Maka beliau a.s. menjawab: “Yang demikian itu adalah disebabkan perbuatan tanganmu sendiri, dan bahwasanya Allah sekali-kali tidak menganiaya hamba-hambaNya.” (3:182). Maka siapakah yang mengawasinya dengan menyediakan segala sesuatu yang diperlukannya selain yang telah menjadikannya sebagai ciptaan dari ketiadaannya, dan menjamin keperluannya setelah ia ada. Jika ketidaksengajaan menjadikan keteraturan seperti ini, maka kadang-kadang di dalam kesengajaan dan perhitungan pun terjadi kesalahan, karena keduanya lawan dari ketidaksengajaan. Ini merupakan perkataan keji dan ketidaktahuan orang yang mengucapkannya. Ketidaksengajaan tidak mendatangkan keteraturan. (81) Maha Tinggi Allah dari apa yang dikatakan orang-orang yang ingkar.

 

KESEPULUH.

Jika Bayi Dilahirkan Berpengetahuan.

Kalau bayi yang dilahirkan sudah dapat mengetahui dan berakal, niscaya ia akan mengingkari alam di saat kelahirannya. Ia akan selalu kebingungan karena sesat akal ketika melihat apa yang belum pernah diketahuinya. Datang kepadanya apa yang belum pernah ia lihat seperti rupa-rupa benda alam, binatang dan burung, dan sebagainya yang dilihatnya setiap saat.

Perhatikanlah hal itu, bahwa orang yang terpenjara di suatu negeri sementara ia berakal, maka ia seperti orang yang kebingungan. Ia tidak segera belajar bicara dan menerima etika seperrti anak kecil yang belum berakal. Kemudian, kalau ia lahir dalam keadaan berakal, maka ia akan mendapati kehinaan apabila melihat dirinya dikandung, disusui dan dibalut dengan kain di dalam buaian. Ia memerlukan hal itu semua karena tubuhnya yang masih halus dan lunak ketika dilahirkan. Kemudian ia tidak mendapati baginya manis dan sakit yang biasa dirasakan anak. Karena itu, ia keluar ke dunia dalam keadaan tidak memahami apa pun dan tidak tahu apa yang ada di sekitarnya. Ia mengenali sesuatu dengan otak yang lemah dan pengetahuan yang kurang. Kemudian sedikit demi sedikit pengetahuannya terus bertambah hingga menyenangi sesuatu, membiasakannya dan melakukannya terus-menerus. Maka dari sebatas memperhatikan, kebingungan berubah menjadi menggunakan dan mendorongnya untuk hidup dengan akal dan pikirannya, dan untuk mengambil pelajaran, ketaatan, kelalaian dan kemaksiatan.

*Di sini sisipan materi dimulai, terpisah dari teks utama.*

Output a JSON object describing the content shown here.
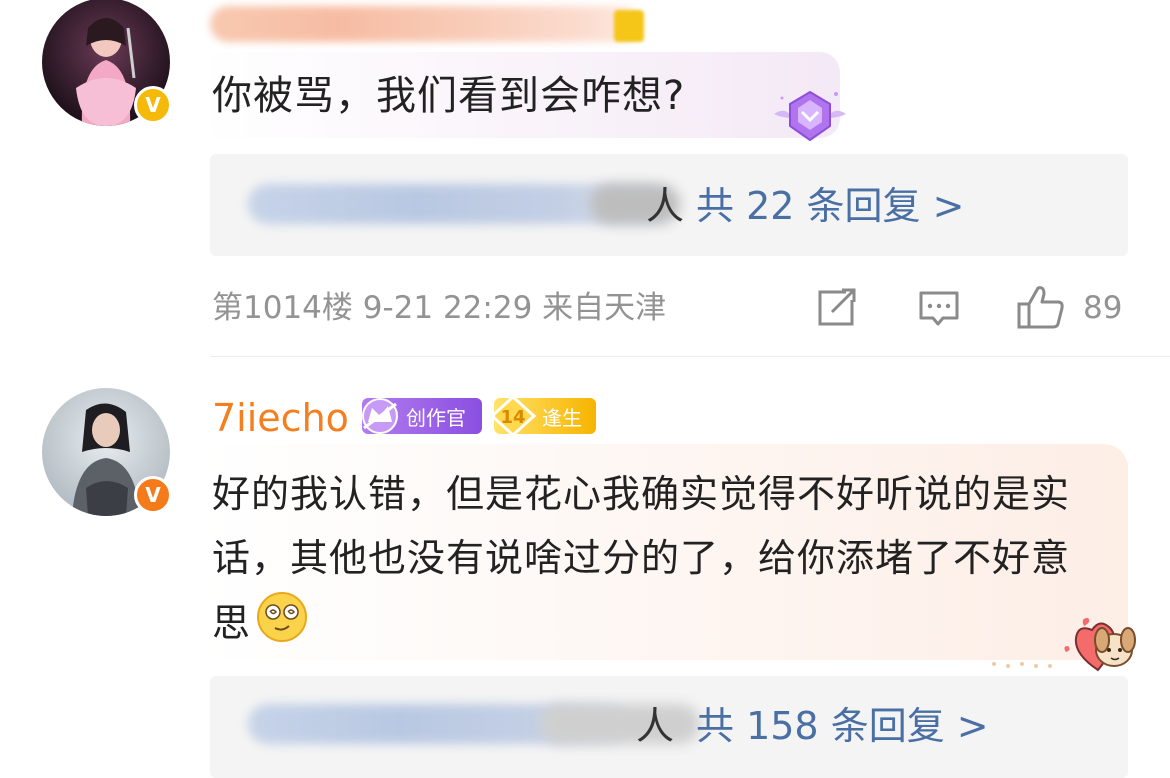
{
  "comments": [
    {
      "username_visible": false,
      "verified": "gold-v-badge",
      "text": "你被骂，我们看到会咋想?",
      "decoration": "purple-gem-icon",
      "replies_link": "共 22 条回复 >",
      "meta": "第1014楼 9-21 22:29 来自天津",
      "likes": "89",
      "preview_tail": "人"
    },
    {
      "username": "7iiecho",
      "verified": "orange-v-badge",
      "badges": [
        {
          "label": "创作官",
          "icon": "creator-crown-icon"
        },
        {
          "level": "14",
          "label": "逢生",
          "icon": "fan-level-icon"
        }
      ],
      "text": "好的我认错，但是花心我确实觉得不好听说的是实话，其他也没有说啥过分的了，给你添堵了不好意思",
      "emoji": "dizzy-face-emoji",
      "decoration": "heart-dog-sticker",
      "replies_link": "共 158 条回复 >",
      "preview_tail": "人"
    }
  ],
  "colors": {
    "username": "#f57f1e",
    "reply_link": "#4a6fa5",
    "meta_text": "#939393",
    "creator_badge": "#8a4fe0",
    "fan_badge": "#f7b400"
  }
}
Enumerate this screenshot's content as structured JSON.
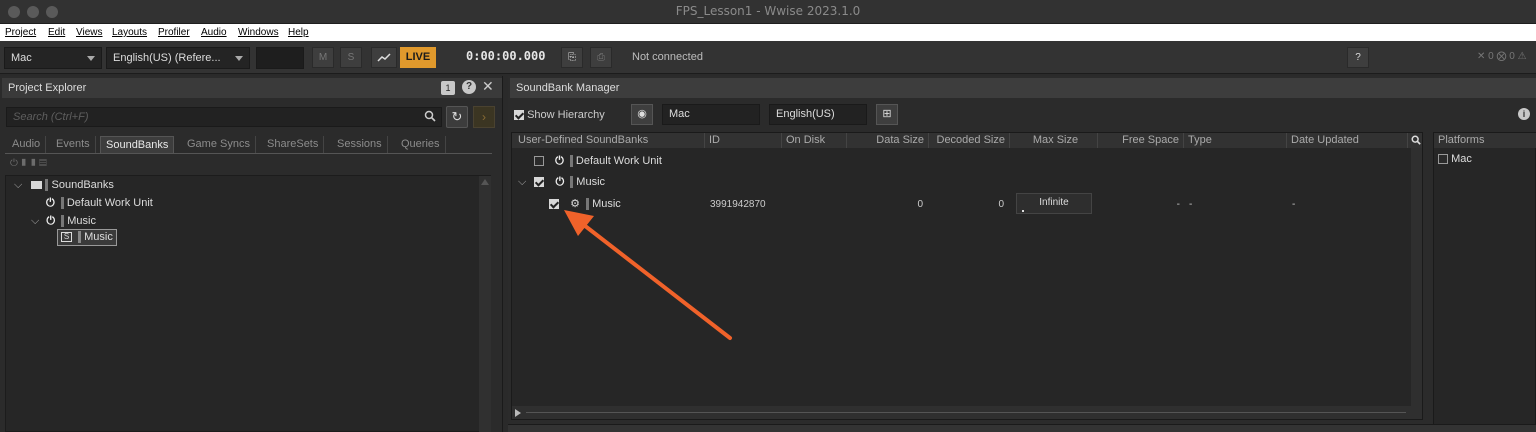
{
  "window": {
    "title": "FPS_Lesson1 - Wwise 2023.1.0"
  },
  "menu": [
    "Project",
    "Edit",
    "Views",
    "Layouts",
    "Profiler",
    "Audio",
    "Windows",
    "Help"
  ],
  "toolbar": {
    "platform": "Mac",
    "language": "English(US) (Refere...",
    "m_label": "M",
    "s_label": "S",
    "live_label": "LIVE",
    "time": "0:00:00.000",
    "connection": "Not connected",
    "help_label": "?",
    "error_counts": "✕ 0 ⨂ 0 ⚠"
  },
  "project_explorer": {
    "title": "Project Explorer",
    "badge": "1",
    "search_placeholder": "Search (Ctrl+F)",
    "tabs": [
      "Audio",
      "Events",
      "SoundBanks",
      "Game Syncs",
      "ShareSets",
      "Sessions",
      "Queries"
    ],
    "active_tab": "SoundBanks",
    "tree": {
      "root": "SoundBanks",
      "default_work_unit": "Default Work Unit",
      "music_work_unit": "Music",
      "music_bank": "Music"
    }
  },
  "soundbank_manager": {
    "title": "SoundBank Manager",
    "show_hierarchy": "Show Hierarchy",
    "platform_field": "Mac",
    "language_field": "English(US)",
    "columns": [
      "User-Defined SoundBanks",
      "ID",
      "On Disk",
      "Data Size",
      "Decoded Size",
      "Max Size",
      "Free Space",
      "Type",
      "Date Updated"
    ],
    "rows": [
      {
        "name": "Default Work Unit",
        "checked": false
      },
      {
        "name": "Music",
        "checked": true
      },
      {
        "name": "Music",
        "checked": true,
        "id": "3991942870",
        "data_size": "0",
        "decoded_size": "0",
        "max_size": "Infinite",
        "free_space": "-",
        "type": "-",
        "date_updated": "-"
      }
    ],
    "platforms_header": "Platforms",
    "platforms": [
      "Mac"
    ]
  },
  "colors": {
    "accent_live": "#e0992c",
    "annotation_arrow": "#f0622a"
  }
}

Di dalam hal ini pun terdapat aspek lain. Kalaulah anak dilahirkan dengan akal yang sempurna, maka hilanglah manisnya mengasuh anak. Tidak ada artinya kedua orang-tua sibuk dengan kepentingan anak. Orang-tua tidak wajib mengajarkan kepada anak-anaknya untuk membalas kebaikan dan kasih sayang anak kepada mereka ketika mereka membutuhkannya. (92) Kemudian, anak-anak tidak mengasihi orang-tua, dan orang-tua pun tidak menyayangi anak-anaknya, karena anak-anak tidak memerlukan asuhan dan perlindungan orang-tuanya. Maka ketika dilahirkan, anak berpisah dari orang-tuanya. Sehingga seseorang tidak lagi mengenali ibu dan bapaknya. Tidak ada lagi yang dapat mencegah pernikahannya kepada ibu, saudara perempuan dan mahramnya jika mereka tidak saling mengenali. Sedikitnya saja dari hal itu adalah keburukan. Bahkan lebih buruk dan lebih keji (akibatnya) jika anak dilahirkan dari perut ibunya dalam keadaan berakal. Ia akan melihat apa yang tidak halal baginya dan tidak baik untuk dilihat. Tidakkah engkau lihat bagaimana setiap ciptaan senantiasa diciptakan untuk tujuan kebaikan, dan lepas dari kesalahan yang kecil maupun yang besar. (103).

 

KESEBELAS.

Hikmah Tangisan Anak.

Ketahuilah, Wahai Mufadhdhal, hikmah tangisan anak. Ketahuilah bahwa di dalam otak anak terdapat cairan. Jika cairan itu tidak dikeluarkan, maka akan menyebabkan akibat yang fatal dan penyakit yang parah, berupa kehilangan penglihatan dan sebagainya. Tangisan mengalirkan cairan itu dari kepala sehingga akibatnya adalah badannya menjadi sehat dan penglihatannya normal. Bukankah sering terjadi anak memperoleh manfaat dari tangisannya, sementara kedua orang tuanya tidak mengetahui hal itu. Mereka berusaha untuk mendiamkan dan menenangkan anaknya ketika sakit agar tidak menangis. Mereka tidak mengetahui bahwa tangisan adalah lebih baik bagi anaknya dan lebih baik kesudahannya.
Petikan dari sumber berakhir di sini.